Smog-strangled Paris forces half of all cars off the road

 By 
Patrick Kulp
 on 
Original image replaced with Mashable logo
Original image has been replaced. Credit: Mashable

A dangerous air-pollution spike that has left Paris and much of northern France covered in a thick cloud of toxic smog prompted French authorities to cut the city's traffic in half, starting next week.

The emergency measure will allow cars with license plates ending in odd numbers to drive on odd-numbered days and vice versa, according to French newspaper Le Monde. The restrictions do not apply to taxis, hybrid or electric cars, and vehicles carrying more than three people.
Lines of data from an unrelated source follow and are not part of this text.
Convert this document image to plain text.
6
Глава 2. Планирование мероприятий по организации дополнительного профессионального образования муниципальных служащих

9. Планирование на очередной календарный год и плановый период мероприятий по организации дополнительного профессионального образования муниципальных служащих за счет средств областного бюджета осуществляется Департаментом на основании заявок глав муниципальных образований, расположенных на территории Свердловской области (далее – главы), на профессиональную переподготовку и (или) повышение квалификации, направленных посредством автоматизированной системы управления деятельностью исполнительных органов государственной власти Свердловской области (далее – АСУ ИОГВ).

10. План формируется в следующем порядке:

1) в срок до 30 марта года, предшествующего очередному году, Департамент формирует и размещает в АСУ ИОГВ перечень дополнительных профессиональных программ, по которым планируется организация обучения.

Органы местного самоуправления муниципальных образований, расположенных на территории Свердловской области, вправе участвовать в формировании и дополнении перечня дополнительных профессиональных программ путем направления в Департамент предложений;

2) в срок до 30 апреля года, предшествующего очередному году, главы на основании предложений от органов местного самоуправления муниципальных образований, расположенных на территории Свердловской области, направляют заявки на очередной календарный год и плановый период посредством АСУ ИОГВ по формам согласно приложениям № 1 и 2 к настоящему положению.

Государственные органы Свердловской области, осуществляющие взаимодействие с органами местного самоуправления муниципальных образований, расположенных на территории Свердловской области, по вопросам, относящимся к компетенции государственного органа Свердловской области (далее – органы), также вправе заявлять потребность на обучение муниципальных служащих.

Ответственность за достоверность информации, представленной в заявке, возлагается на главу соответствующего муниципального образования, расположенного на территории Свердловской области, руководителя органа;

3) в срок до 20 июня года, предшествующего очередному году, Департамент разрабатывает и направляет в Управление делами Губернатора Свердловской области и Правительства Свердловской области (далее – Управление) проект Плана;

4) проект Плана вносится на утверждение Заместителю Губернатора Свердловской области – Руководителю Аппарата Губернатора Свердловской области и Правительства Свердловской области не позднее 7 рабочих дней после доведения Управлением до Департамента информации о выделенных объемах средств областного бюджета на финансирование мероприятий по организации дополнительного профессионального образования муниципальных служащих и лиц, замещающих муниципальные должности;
Earlier this week, Paris cut down speed limits to about 12 miles per hour, according to The Guardian, and made all public transportation free in a bid to discourage Parisians from driving.

Air pollution has gotten so bad this week in the City of Light that the Eiffel Tower seemed to nearly disappear within a haze of smog. Winds swept the noxious mix of pollutants across the English Channel to the United Kingdom and other parts of Western Europe.

French air-quality monitoring agency Airparif blamed the smog on seasonal weather patterns and emissions from farms and vehicle traffic. A persistent area of high pressure has caused sinking winds that trap the pollutants at lower levels of the atmosphere over northern France.

A similar air-pollution crisis blanketed the cityscape in smog around this time last year, prompting the French government to enact the same emergency driving ban.

Paris Mayor Anne Hidalgo had called on the French government to limit the number of cars on the road earlier this week, but French Minister of Ecology Ségolène Royal resisted taking such drastic measures in hopes that the situation would improve. But on Saturday, Hidalgo announced via Twitter that the government had agreed to her requests.

"The Parisians' health is not negotiable," she tweeted, according to a Google translation. "I stand by my request for [the] establishment of alternating traffic."

La santé des Parisiens ne se négocie pas. Je maintiens ma demande de mise en place de la circulation alternée.— Anne Hidalgo (@Anne_Hidalgo) March 19, 2015

Airparif measures the concentration of PM-10 particles, or those with a diameter of 10 microns or less. These particles are hazardous because they can lodge deep inside human lungs, and cause breathing problems for people with asthma, as well as cancer in cases of longterm exposure.

The dangerously high levels of PM-10 particles prompted Airparif to raise its air-pollution alert to the highest possible level on its index last week, before dropping to its second highest on Saturday.